AMD EPYC CPUs Outperform Rivals in AI Inference

A new benchmark from Signal65 found that AMD EPYC host CPUs outperformed competitors in AI inference throughput, time-to-first-token (TTFT), and latency. The tests were conducted across several models, including GPT-OSS-120B and DeepSeek-R1. The results emphasize the importance of host CPU efficiency in the total cost of ownership (TCO) for AI systems.
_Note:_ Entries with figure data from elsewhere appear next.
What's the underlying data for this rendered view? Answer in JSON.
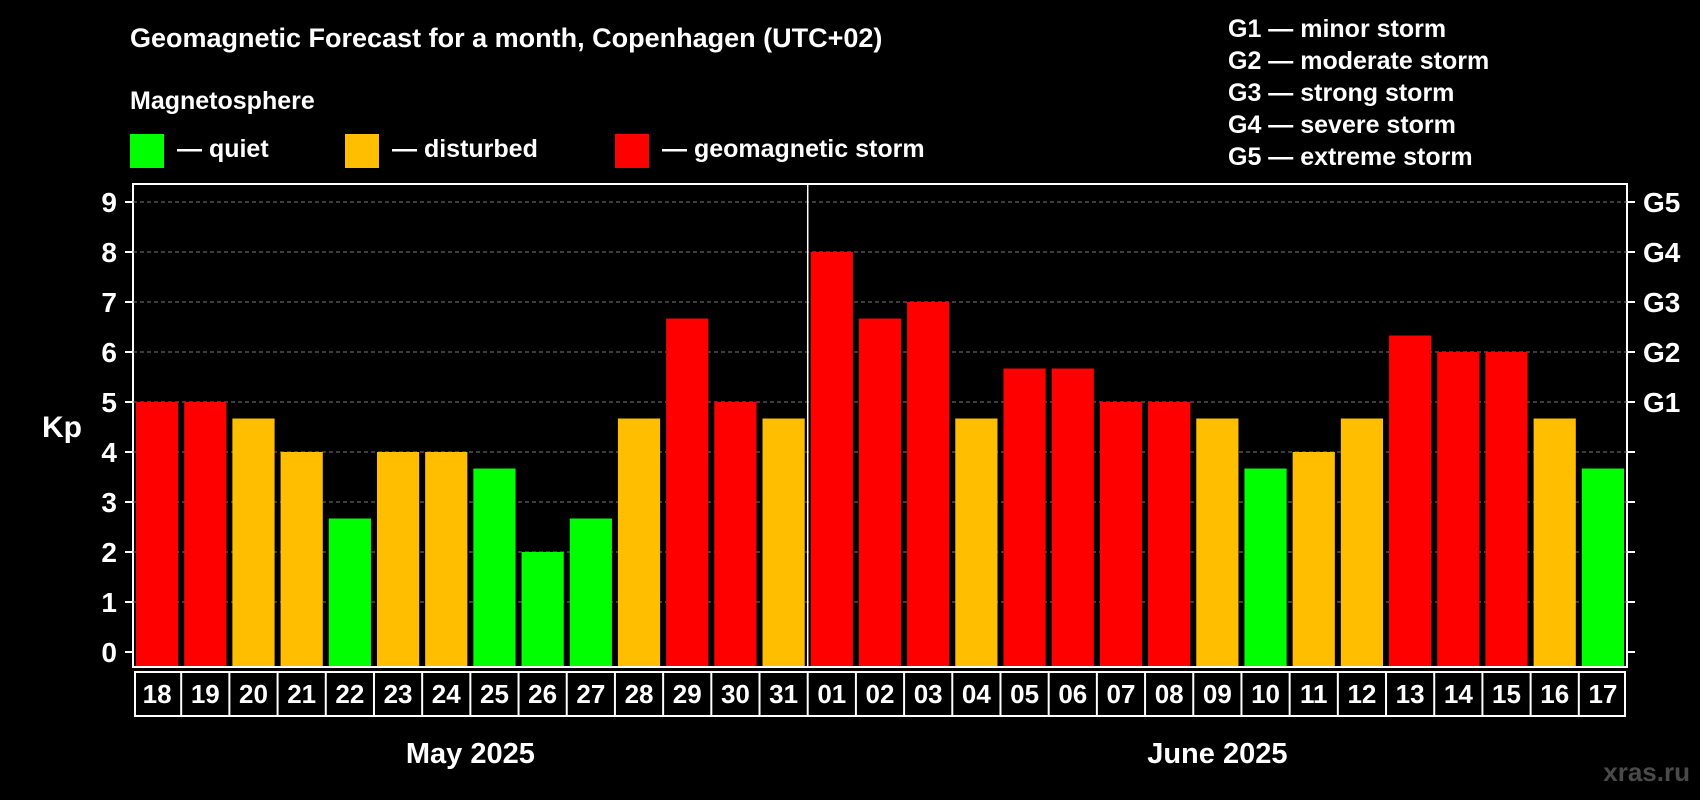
{
  "chart_data": {
    "type": "bar",
    "title": "Geomagnetic Forecast for a month, Copenhagen (UTC+02)",
    "ylabel": "Kp",
    "ylim": [
      0,
      9
    ],
    "yticks": [
      "0",
      "1",
      "2",
      "3",
      "4",
      "5",
      "6",
      "7",
      "8",
      "9"
    ],
    "right_axis": [
      {
        "kp": 5,
        "label": "G1"
      },
      {
        "kp": 6,
        "label": "G2"
      },
      {
        "kp": 7,
        "label": "G3"
      },
      {
        "kp": 8,
        "label": "G4"
      },
      {
        "kp": 9,
        "label": "G5"
      }
    ],
    "categories": [
      "18",
      "19",
      "20",
      "21",
      "22",
      "23",
      "24",
      "25",
      "26",
      "27",
      "28",
      "29",
      "30",
      "31",
      "01",
      "02",
      "03",
      "04",
      "05",
      "06",
      "07",
      "08",
      "09",
      "10",
      "11",
      "12",
      "13",
      "14",
      "15",
      "16",
      "17"
    ],
    "values": [
      5,
      5,
      4.67,
      4,
      2.67,
      4,
      4,
      3.67,
      2,
      2.67,
      4.67,
      6.67,
      5,
      4.67,
      8,
      6.67,
      7,
      4.67,
      5.67,
      5.67,
      5,
      5,
      4.67,
      3.67,
      4,
      4.67,
      6.33,
      6,
      6,
      4.67,
      3.67
    ],
    "status": [
      "storm",
      "storm",
      "disturbed",
      "disturbed",
      "quiet",
      "disturbed",
      "disturbed",
      "quiet",
      "quiet",
      "quiet",
      "disturbed",
      "storm",
      "storm",
      "disturbed",
      "storm",
      "storm",
      "storm",
      "disturbed",
      "storm",
      "storm",
      "storm",
      "storm",
      "disturbed",
      "quiet",
      "disturbed",
      "disturbed",
      "storm",
      "storm",
      "storm",
      "disturbed",
      "quiet"
    ],
    "months": [
      {
        "label": "May 2025",
        "start_index": 0,
        "end_index": 13
      },
      {
        "label": "June 2025",
        "start_index": 14,
        "end_index": 30
      }
    ],
    "month_divider_after_index": 13,
    "grid": true
  },
  "legend": {
    "heading": "Magnetosphere",
    "items": [
      {
        "key": "quiet",
        "label": "— quiet",
        "color": "#00ff00"
      },
      {
        "key": "disturbed",
        "label": "— disturbed",
        "color": "#ffbf00"
      },
      {
        "key": "storm",
        "label": "— geomagnetic storm",
        "color": "#ff0000"
      }
    ]
  },
  "storm_levels": [
    "G1 — minor storm",
    "G2 — moderate storm",
    "G3 — strong storm",
    "G4 — severe storm",
    "G5 — extreme storm"
  ],
  "watermark": "xras.ru"
}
The host CPU acts as the traffic cop for AI servers, feeding the GPUs that do the heavy lifting. In this role, high-frequency cores and substantial memory bandwidth are critical for keeping the expensive accelerators fully utilized. The Signal65 benchmark isolated this variable by using identical GPUs, software, and networking, with the only difference being the host CPU—pitting a high-frequency AMD EPYC CPU against a top-tier Intel Xeon processor. AMD's architectural choices appear to give it an edge in feeding these data-hungry AI models. EPYC processors feature a 12-channel DDR5 memory architecture, delivering significantly more memory bandwidth than the 8-channel design found in competing Intel Xeon processors. This advantage in data throughput is a key factor in reducing the time it takes for a model to begin generating a response, a critical user experience metric known as time-to-first-token (TTFT). The performance gains translate directly to total cost of ownership (TCO) improvements for AI infrastructure. An up to 14.64% increase in throughput means a single server can handle more concurrent users, potentially reducing the number of servers required. For large-scale deployments where power, space, and the cost of the accelerators themselves are major expenses, even a single-digit percentage improvement in host CPU efficiency can lead to significant capital and operational savings. While AMD and Intel compete for dominance in the general-purpose server market, the biggest cloud providers—Google, Microsoft, and AWS—are increasingly investing in their own custom silicon. Chips like Google's Axion CPU, Microsoft's Cobalt CPU and Maia AI accelerator, and AWS's Graviton series are designed to optimize performance, power consumption, and cost for their specific internal workloads. This "build vs. buy" trend creates a dual-track market. Hyperscalers use custom ASICs and Arm-based CPUs to drive down TCO for their own massive services, like search and social media feeds. However, they continue to offer the latest x86 CPUs from AMD and Intel to their cloud customers, who require the broad software compatibility, flexibility, and high single-threaded performance that these processors provide for a wide range of enterprise and AI workloads.